Banchiere e filantropo, addio a David Rockefeller

David Rockfeller al MoMa con Susan e Ariana, moglie e figlia
David Rockfeller al MoMa con Susan e Ariana, moglie e figlia

NEW YORK. – Banchiere, filantropo e una delle menti dietro al progetto originale delle Torri gemelle, il World Trade Center. David Rockefeller è morto all’età di 101 anni, chiudendo un’era per la famiglia Rockefeller, di cui era patriarca dal 2004. Sesto figlio di John Rockefeller Jr e nipote del co-fondatore di Standard Oil John Rockefeller, David Rockfeller è stato una figura di spicco del capitalismo americano e un diplomatico.

”Il capitalismo americano ha portato più benefici alla gente che qualsiasi altro sistema al mondo in ogni momento storico. Il problema è accertarsi che il sistema si muova il più efficacemente e onestamente possibile” aveva detto. Pur non avendo mai cercato incarichi pubblici a differenza del fratello Nelson, che è stato governatore di New York, David Rockefeller è stato un emissario del capitalismo occidentale: in 40 anni sulla scena mondiale ha incontrato 200 capi di stato, ed è stato ogni volta ricevuto come uno di loro.

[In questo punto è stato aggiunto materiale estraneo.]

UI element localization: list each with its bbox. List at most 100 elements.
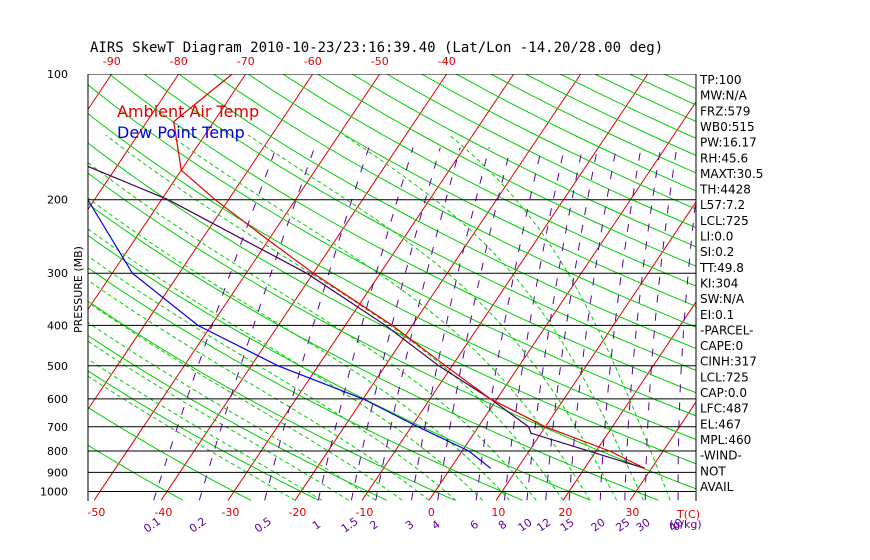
moist-adiabat-line [88, 197, 510, 501]
chart-grid [0, 74, 870, 501]
mixing-ratio-line [264, 147, 370, 501]
dry-adiabat-line [317, 74, 696, 267]
legend-dew-point-temp: Dew Point Temp [117, 123, 245, 142]
dry-adiabat-line [386, 74, 696, 229]
index-label: RH:45.6 [700, 151, 748, 165]
moist-adiabat-line [343, 134, 644, 501]
pressure-tick-label: 800 [47, 445, 68, 458]
isotherm-line [227, 74, 515, 501]
dry-adiabat-line [88, 142, 696, 465]
isotherm-line [0, 74, 45, 500]
index-label: LI:0.0 [700, 230, 733, 244]
index-label: L57:7.2 [700, 198, 745, 212]
mixing-ratio-tick-label: 6 [468, 518, 481, 533]
index-label: CAP:0.0 [700, 386, 747, 400]
chart-curves [88, 74, 646, 469]
top-temperature-tick-label: -80 [170, 55, 188, 68]
index-label: EL:467 [700, 417, 741, 431]
mixing-ratio-tick-label: 12 [534, 516, 553, 535]
isotherm-line [88, 74, 247, 311]
index-label: KI:304 [700, 276, 738, 290]
dry-adiabat-line [143, 74, 696, 371]
dry-adiabat-line [88, 113, 696, 440]
dry-adiabat-line [88, 444, 184, 501]
mixing-ratio-line [526, 147, 584, 501]
mixing-ratio-tick-label: 0.5 [252, 515, 274, 536]
top-temperature-tick-label: -50 [371, 55, 389, 68]
chart-title: AIRS SkewT Diagram 2010-10-23/23:16:39.4… [90, 40, 663, 56]
index-label: SW:N/A [700, 292, 745, 306]
mixing-ratio-tick-label: 8 [496, 518, 509, 533]
index-label: LCL:725 [700, 370, 749, 384]
index-label: MW:N/A [700, 89, 748, 103]
bottom-temperature-tick-label: 20 [558, 506, 572, 519]
pressure-tick-label: 300 [47, 267, 68, 280]
dry-adiabat-line [88, 84, 696, 417]
index-label: SI:0.2 [700, 245, 734, 259]
index-label: -WIND- [700, 449, 742, 463]
mixing-ratio-tick-label: 10 [516, 516, 535, 535]
index-label: CINH:317 [700, 355, 757, 369]
bottom-temperature-tick-label: 10 [491, 506, 505, 519]
index-label: TP:100 [699, 73, 742, 87]
index-label: PW:16.17 [700, 136, 757, 150]
mixing-ratio-tick-label: 2 [368, 518, 381, 533]
mixing-ratio-tick-label: 1 [310, 518, 323, 533]
isotherm-line [294, 74, 582, 501]
bottom-temperature-tick-label: -20 [288, 506, 306, 519]
pressure-tick-label: 200 [47, 194, 68, 207]
dry-adiabat-line [282, 74, 696, 287]
pressure-tick-label: 500 [47, 360, 68, 373]
moist-adiabat-line [105, 134, 564, 501]
bottom-temperature-tick-label: -30 [221, 506, 239, 519]
dry-adiabat-line [88, 406, 252, 501]
y-axis-label: PRESSURE (MB) [72, 246, 85, 333]
dry-adiabat-line [88, 234, 591, 501]
pressure-tick-label: 700 [47, 421, 68, 434]
index-label: LFC:487 [700, 402, 749, 416]
index-label: NOT [700, 464, 726, 478]
dew-point-curve [88, 197, 492, 469]
pressure-tick-label: 400 [47, 319, 68, 332]
index-label: MPL:460 [700, 433, 751, 447]
index-label: AVAIL [700, 480, 734, 494]
mixing-ratio-line [599, 147, 642, 501]
index-label: TT:49.8 [699, 261, 744, 275]
bottom-temperature-tick-label: -50 [87, 506, 105, 519]
parcel-curve [88, 165, 645, 469]
isotherm-line [428, 101, 696, 501]
mixing-ratio-line [350, 147, 441, 501]
dry-adiabat-line [88, 370, 320, 501]
mixing-ratio-tick-label: 0.2 [187, 515, 209, 536]
mixing-ratio-tick-label: 20 [589, 516, 608, 535]
index-label: CAPE:0 [700, 339, 743, 353]
isotherm-line [764, 74, 870, 500]
moist-adiabat-line [88, 375, 296, 501]
top-temperature-tick-label: -40 [438, 55, 456, 68]
mixing-ratio-line [545, 147, 599, 501]
bottom-temperature-tick-label: 0 [428, 506, 435, 519]
top-temperature-tick-label: -70 [237, 55, 255, 68]
dry-adiabat-line [525, 74, 696, 156]
pressure-tick-label: 100 [47, 68, 68, 81]
isotherm-line [93, 74, 381, 501]
bottom-temperature-tick-label: -10 [355, 506, 373, 519]
index-label: EI:0.1 [700, 308, 734, 322]
isotherm-line [88, 74, 113, 111]
dry-adiabat-line [351, 74, 696, 248]
index-label: TH:4428 [699, 183, 751, 197]
legend-ambient-air-temp: Ambient Air Temp [117, 102, 259, 121]
top-temperature-tick-label: -60 [304, 55, 322, 68]
index-label: -PARCEL- [700, 323, 754, 337]
mixing-ratio-tick-label: 3 [403, 518, 416, 533]
isotherm-line [562, 301, 696, 501]
mixing-ratio-line [411, 147, 490, 501]
dry-adiabat-line [421, 74, 696, 210]
dry-adiabat-line [88, 172, 696, 490]
mixing-ratio-tick-label: 4 [429, 518, 442, 533]
isotherm-line [88, 74, 180, 211]
dry-adiabat-line [213, 74, 696, 328]
mixing-ratio-unit-label: (g/kg) [669, 518, 702, 531]
dry-adiabat-line [247, 74, 696, 307]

Di certo il cognome Rockefeller ha aiutato, ma la sua popolarità era dovuta alla sua personalità affabile, alla sua gentilezza e al rispetto mostrato nei confronti di tutti nonostante la sua ricchezza. Una ricchezza che lo ha reso generoso: sulle orme del nonno e del padre, è stato un grande filantropo, spingendo sull’arte ma anche sul cambiamento climatico. Una generosità che lo ha accompagnato fino alla fine: per celebrare i suoi 100 anni ha donato 404 ettari di terreno nei pressi del parco nazionale del Maine.

Laureatosi a Harvard nel 1936 e con un dottorato in economia dell’Università di Chicago, David Rockefeller ha iniziato la propria scalata in Chase Bank poco dopo aver servito nell’esercito durante la Seconda Guerra Mondiale. Una scalata che lo ha portato alla vetta: nel 1955 Chase bank ha convolato a nozze con Manhattan Bank, in quello che è stato il primo passo verso la creazione di JPMorgan Chase.

”Con la sua vita ha lasciato un marchio positivo e indelebile nel mondo come leader nella filantropia, nelle arti e negli affari” afferma Jamie Dimon, amministratore delegato di JPMorgan. ”E’ stato un consigliere di grande valore per i presidenti di tutti i partiti” mette in evidenza l’ex presidente George W. Bush, definendolo un ”amico formidabile”.

”Ha usato la sua fama e la sua fortuna per fare del bene, è stato chiave negli sforzi della mia amministrazione per alleviare la crisi finanziaria in America Latina” mette in evidenza l’ex presidente Bill Clinton.